A los pocos años de estar jubilados, su último hijo se marchó a Francia a estudiar ingeniería mecánica. Los otros dos retoños ya no vivían en la casa. El mayor se había casado y trabajaba en un banco, y el otro estaba en España concluyendo su posgrado.
El nido vacío los tomó de sorpresa, sin que ellos se percataran de la complejidad de aquel momento. La peor parte se la llevó, como suele pasar, la madre. Ella, que trabajó desde los 18 años, que tenía a su cargo a diez empleados y que además cuidó a sus hijos día y noche. Tres jornadas laborales diarias: el trabajo, su casa y sus hijos. De repente y de la nada se quedó sin trabajo, sin hijos, con su casa y un marido que casi no le hablaba.
Para llenar sus horas de nada se obsesionó con las labores de la casa. Limpiaba tres veces los pisos. La última pasada era con alcohol diluido en agua.
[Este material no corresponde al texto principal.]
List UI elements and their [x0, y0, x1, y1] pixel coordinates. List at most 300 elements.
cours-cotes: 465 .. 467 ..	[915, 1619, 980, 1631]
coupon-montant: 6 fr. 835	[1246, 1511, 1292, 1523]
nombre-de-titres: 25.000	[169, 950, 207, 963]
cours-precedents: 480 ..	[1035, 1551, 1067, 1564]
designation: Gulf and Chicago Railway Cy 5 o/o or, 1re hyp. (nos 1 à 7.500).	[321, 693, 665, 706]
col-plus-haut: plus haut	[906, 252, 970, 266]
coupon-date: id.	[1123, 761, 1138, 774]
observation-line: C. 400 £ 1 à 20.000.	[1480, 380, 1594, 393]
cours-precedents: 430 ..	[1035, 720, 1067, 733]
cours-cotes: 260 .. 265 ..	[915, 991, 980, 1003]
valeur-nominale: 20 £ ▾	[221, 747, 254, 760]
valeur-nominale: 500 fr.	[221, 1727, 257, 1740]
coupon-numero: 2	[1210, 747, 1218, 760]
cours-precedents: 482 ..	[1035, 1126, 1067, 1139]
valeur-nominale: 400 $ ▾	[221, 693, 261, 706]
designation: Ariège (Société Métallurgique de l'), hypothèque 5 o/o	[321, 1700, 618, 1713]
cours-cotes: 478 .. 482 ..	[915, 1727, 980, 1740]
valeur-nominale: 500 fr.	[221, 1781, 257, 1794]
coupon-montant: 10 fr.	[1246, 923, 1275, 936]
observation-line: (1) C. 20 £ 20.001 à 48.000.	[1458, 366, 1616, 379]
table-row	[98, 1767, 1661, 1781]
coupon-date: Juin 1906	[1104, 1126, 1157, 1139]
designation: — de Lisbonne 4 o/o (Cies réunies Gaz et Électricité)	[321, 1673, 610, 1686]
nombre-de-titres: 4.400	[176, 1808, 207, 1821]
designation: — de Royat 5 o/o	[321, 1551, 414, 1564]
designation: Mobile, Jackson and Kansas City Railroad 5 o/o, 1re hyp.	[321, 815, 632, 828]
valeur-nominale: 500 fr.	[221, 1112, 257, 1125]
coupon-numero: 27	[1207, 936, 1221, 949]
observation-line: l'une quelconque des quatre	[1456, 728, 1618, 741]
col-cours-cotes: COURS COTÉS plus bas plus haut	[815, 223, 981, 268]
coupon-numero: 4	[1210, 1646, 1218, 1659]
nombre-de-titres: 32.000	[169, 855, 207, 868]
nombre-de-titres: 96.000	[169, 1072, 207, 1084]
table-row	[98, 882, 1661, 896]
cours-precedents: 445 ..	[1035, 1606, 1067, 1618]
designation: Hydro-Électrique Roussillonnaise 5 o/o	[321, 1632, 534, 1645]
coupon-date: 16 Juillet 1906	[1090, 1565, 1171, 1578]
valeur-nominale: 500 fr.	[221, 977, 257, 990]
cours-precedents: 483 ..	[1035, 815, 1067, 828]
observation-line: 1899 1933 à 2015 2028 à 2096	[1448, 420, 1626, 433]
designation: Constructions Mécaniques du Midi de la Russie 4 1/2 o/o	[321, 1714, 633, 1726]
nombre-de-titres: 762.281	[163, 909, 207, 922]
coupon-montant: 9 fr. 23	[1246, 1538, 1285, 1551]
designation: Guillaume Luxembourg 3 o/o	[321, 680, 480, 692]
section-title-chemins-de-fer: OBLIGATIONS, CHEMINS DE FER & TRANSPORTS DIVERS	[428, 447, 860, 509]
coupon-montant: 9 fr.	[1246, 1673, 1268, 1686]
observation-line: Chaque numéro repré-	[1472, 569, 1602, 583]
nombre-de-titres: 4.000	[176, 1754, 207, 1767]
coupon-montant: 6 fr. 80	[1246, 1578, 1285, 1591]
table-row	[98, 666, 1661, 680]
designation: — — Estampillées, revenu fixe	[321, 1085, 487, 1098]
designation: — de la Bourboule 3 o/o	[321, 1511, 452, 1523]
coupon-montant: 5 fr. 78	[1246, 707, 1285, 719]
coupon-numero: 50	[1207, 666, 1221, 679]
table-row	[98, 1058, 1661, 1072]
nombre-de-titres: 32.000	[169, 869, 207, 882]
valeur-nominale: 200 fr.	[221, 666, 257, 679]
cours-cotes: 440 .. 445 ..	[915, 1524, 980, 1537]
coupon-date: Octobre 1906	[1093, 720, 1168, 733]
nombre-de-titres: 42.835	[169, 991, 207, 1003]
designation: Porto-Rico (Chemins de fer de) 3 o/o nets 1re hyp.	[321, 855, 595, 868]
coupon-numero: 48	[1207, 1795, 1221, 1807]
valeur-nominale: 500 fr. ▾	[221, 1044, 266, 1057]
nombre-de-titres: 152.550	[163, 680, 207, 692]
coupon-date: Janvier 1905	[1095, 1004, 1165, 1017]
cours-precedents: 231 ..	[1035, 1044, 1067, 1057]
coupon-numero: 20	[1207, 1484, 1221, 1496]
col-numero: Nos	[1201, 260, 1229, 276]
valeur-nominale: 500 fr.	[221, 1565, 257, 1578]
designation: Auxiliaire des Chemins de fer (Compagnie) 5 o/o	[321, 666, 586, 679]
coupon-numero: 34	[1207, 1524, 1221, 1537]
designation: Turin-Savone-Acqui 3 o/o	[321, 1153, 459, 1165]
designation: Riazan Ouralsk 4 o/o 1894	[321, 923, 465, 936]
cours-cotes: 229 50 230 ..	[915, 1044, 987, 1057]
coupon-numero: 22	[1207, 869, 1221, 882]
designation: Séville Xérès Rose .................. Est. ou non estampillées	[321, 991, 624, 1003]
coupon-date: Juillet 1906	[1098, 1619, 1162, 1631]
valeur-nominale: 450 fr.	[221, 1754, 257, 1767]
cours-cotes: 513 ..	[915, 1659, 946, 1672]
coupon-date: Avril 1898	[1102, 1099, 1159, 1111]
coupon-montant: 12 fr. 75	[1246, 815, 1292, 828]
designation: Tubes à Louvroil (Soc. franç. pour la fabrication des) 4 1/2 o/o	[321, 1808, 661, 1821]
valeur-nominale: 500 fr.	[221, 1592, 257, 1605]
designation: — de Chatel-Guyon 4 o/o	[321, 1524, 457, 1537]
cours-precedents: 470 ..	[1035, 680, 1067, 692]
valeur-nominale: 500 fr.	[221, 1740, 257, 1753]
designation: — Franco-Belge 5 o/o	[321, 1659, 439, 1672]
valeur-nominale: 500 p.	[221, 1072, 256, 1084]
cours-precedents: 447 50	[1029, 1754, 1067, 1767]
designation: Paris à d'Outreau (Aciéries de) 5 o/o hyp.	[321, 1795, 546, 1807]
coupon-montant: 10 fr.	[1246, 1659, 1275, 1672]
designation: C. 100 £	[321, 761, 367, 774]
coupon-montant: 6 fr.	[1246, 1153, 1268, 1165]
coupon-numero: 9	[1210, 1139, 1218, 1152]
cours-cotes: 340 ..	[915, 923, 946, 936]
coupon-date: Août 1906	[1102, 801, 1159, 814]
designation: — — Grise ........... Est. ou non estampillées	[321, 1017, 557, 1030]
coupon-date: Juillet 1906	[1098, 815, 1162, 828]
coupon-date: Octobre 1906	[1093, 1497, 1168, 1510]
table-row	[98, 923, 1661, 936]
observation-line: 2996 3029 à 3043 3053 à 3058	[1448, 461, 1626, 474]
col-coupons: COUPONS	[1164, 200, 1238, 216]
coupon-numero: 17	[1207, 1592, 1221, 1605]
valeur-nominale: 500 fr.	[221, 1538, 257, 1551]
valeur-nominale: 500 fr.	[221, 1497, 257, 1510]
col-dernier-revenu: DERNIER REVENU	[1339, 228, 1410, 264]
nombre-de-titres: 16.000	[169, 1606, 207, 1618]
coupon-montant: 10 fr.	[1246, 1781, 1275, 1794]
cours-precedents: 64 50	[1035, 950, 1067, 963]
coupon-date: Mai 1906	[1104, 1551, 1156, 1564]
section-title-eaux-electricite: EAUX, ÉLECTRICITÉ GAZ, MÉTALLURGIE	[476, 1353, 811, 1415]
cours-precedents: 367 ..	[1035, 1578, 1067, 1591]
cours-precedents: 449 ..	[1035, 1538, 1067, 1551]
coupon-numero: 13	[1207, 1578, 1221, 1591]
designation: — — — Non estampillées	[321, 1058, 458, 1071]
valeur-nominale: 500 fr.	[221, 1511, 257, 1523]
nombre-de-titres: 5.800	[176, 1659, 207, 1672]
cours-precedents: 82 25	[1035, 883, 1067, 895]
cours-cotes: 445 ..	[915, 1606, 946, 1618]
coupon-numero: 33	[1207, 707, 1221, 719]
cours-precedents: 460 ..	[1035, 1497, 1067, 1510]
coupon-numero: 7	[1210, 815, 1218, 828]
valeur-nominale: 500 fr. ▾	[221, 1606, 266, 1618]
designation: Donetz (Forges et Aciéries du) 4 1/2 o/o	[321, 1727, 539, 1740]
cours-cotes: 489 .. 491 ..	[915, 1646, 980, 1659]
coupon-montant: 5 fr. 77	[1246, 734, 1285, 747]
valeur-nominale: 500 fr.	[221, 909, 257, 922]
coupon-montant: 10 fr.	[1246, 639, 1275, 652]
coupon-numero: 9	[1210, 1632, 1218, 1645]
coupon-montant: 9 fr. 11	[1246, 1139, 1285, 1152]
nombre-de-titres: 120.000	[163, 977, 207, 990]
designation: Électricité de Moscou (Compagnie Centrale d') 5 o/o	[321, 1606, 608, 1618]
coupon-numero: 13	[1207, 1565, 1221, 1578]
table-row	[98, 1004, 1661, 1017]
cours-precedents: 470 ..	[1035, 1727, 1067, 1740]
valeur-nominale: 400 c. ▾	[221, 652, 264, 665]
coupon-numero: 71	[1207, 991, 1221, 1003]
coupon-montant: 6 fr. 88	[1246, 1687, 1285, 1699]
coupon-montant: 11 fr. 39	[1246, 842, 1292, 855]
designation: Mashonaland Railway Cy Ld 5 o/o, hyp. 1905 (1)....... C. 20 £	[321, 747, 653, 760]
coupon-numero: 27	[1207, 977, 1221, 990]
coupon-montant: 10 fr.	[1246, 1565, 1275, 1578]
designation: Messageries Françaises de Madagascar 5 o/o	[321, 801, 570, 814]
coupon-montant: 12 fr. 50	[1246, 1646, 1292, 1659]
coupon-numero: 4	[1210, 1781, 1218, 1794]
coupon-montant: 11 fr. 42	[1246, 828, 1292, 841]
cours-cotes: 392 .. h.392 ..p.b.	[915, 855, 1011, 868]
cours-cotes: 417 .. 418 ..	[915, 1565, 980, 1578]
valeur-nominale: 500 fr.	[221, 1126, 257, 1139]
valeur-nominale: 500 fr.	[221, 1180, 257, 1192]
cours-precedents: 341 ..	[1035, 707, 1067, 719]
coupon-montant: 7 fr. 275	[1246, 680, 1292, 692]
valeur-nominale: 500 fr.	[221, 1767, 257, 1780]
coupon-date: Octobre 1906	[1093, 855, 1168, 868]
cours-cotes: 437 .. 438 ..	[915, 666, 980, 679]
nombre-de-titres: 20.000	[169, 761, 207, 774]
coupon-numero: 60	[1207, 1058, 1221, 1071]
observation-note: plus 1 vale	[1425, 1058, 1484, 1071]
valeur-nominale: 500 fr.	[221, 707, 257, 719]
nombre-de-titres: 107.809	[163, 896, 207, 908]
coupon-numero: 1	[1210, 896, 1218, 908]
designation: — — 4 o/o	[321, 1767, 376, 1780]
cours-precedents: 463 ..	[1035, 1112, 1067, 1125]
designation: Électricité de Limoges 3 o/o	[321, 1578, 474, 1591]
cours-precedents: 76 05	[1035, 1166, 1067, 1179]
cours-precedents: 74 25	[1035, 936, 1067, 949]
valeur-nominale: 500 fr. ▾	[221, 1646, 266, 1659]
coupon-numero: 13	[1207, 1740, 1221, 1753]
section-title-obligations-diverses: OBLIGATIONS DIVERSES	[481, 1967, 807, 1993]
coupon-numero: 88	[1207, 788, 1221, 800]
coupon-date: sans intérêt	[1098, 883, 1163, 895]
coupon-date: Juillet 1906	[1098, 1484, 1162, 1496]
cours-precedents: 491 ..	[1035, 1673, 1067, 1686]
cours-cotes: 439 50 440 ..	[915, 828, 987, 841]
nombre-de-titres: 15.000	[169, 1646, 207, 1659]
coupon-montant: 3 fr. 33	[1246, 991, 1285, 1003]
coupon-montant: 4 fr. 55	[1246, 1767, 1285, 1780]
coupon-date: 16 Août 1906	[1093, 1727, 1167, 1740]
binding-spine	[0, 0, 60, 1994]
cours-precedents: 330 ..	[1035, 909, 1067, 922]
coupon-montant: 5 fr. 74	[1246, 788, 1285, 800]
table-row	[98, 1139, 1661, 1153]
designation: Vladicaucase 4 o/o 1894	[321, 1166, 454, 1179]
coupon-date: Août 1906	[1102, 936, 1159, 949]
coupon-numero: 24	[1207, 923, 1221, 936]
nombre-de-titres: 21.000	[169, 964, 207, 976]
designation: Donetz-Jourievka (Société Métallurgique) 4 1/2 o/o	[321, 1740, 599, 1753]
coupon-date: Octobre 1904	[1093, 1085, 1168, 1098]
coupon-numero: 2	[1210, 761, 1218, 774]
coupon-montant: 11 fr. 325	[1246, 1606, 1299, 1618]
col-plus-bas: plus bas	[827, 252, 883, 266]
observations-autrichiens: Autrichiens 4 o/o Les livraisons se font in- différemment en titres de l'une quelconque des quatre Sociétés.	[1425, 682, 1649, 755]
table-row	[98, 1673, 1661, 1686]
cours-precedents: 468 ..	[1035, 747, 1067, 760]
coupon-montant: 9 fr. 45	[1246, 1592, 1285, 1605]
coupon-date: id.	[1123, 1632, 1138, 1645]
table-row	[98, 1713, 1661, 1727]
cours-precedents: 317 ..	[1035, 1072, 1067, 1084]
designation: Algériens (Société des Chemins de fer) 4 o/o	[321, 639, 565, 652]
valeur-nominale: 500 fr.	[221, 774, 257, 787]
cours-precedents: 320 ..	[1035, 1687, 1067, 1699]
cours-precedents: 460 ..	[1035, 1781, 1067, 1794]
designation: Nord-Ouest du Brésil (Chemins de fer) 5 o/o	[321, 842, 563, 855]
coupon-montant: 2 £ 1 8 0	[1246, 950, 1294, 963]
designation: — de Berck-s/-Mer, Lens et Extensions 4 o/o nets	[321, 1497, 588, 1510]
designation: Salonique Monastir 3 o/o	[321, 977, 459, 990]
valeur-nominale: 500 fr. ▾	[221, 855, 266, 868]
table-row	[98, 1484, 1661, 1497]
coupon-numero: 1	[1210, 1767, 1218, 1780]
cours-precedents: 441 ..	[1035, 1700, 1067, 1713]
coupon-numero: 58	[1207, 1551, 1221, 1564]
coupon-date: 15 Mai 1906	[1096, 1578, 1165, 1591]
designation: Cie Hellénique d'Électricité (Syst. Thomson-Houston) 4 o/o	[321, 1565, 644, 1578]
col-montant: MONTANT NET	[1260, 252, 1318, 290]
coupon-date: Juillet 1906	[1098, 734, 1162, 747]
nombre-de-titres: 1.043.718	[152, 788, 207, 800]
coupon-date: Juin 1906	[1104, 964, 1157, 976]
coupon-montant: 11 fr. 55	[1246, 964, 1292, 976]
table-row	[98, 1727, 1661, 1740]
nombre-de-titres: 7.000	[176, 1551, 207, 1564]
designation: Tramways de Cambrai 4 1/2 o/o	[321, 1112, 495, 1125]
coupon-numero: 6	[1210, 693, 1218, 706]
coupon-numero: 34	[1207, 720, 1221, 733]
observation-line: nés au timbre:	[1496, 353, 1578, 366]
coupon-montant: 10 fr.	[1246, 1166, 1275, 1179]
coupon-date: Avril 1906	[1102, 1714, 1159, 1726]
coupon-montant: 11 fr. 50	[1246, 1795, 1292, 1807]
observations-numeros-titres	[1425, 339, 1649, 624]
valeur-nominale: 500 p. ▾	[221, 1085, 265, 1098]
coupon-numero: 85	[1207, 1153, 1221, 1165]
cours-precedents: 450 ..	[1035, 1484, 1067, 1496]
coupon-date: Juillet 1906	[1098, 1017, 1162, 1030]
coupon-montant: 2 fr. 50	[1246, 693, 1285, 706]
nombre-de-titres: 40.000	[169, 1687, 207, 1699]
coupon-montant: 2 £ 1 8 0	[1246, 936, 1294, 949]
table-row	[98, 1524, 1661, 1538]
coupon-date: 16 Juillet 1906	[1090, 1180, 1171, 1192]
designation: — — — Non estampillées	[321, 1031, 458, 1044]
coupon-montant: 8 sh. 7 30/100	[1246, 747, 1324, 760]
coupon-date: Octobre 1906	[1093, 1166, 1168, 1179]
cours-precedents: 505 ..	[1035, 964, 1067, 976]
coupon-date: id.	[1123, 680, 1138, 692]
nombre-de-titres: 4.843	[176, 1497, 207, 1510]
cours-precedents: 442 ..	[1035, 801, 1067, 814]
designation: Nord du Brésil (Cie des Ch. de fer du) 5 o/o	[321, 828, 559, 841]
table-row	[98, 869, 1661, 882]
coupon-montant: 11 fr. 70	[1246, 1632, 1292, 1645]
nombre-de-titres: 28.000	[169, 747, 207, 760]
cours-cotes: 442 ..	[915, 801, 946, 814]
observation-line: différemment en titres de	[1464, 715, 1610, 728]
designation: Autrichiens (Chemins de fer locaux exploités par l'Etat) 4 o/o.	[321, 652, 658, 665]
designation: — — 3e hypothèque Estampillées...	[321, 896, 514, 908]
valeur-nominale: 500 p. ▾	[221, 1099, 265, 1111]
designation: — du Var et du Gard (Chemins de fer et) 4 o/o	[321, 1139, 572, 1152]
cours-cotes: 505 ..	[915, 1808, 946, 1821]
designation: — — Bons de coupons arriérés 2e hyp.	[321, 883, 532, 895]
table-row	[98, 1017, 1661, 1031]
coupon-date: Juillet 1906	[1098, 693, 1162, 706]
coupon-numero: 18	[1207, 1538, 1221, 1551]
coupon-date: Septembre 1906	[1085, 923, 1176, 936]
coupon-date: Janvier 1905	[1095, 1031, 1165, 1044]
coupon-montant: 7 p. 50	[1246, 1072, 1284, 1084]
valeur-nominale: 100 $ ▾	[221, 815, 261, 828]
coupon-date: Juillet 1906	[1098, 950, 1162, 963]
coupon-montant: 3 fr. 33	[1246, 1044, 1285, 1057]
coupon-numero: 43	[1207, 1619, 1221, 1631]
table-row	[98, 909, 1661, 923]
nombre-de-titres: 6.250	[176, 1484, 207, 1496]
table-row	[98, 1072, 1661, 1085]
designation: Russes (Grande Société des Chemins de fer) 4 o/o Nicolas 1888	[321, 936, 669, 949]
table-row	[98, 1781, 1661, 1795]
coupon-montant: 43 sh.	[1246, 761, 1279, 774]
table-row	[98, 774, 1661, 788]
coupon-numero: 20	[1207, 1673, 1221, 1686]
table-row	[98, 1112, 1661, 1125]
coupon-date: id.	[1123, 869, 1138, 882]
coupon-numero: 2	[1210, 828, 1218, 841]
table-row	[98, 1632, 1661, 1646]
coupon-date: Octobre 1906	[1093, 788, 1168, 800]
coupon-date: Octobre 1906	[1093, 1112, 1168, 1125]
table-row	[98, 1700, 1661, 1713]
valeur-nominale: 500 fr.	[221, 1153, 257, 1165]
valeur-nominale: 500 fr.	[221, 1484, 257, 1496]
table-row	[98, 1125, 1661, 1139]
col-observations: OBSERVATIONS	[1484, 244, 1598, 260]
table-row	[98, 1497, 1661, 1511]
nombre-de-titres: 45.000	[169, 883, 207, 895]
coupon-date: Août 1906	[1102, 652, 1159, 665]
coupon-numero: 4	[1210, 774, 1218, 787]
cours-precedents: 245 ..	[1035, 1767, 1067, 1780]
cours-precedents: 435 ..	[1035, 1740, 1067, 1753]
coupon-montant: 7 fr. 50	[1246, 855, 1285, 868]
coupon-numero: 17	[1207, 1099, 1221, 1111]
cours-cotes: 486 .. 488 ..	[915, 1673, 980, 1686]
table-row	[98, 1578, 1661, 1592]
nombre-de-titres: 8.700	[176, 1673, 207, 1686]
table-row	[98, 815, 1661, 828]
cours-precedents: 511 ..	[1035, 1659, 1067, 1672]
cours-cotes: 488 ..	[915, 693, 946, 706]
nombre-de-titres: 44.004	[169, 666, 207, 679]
Lavaba la ropa a diario, primero a mano y luego, cuando ya estaba limpia, en la lavadora para que saliera pulcra. Los blancos nunca fueron más blancos, dice la publicidad, pero eso solo era cierto con la ropa que Regina lavaba. La cocina nunca había sido su fuerte, pero aun así pasaba las tardes cocinando.
[frasepzp1]
Aunque su marido no salía de la casa y ella tampoco, raramente se hablaban. Eran como dos zombis deambulando. Cuando se sentaban a comer, se cruzaban unas cuantas palabras. Con suerte el marido contaba algún chiste y los dos se reían a carcajadas. Después volvían a su silencio de claustro.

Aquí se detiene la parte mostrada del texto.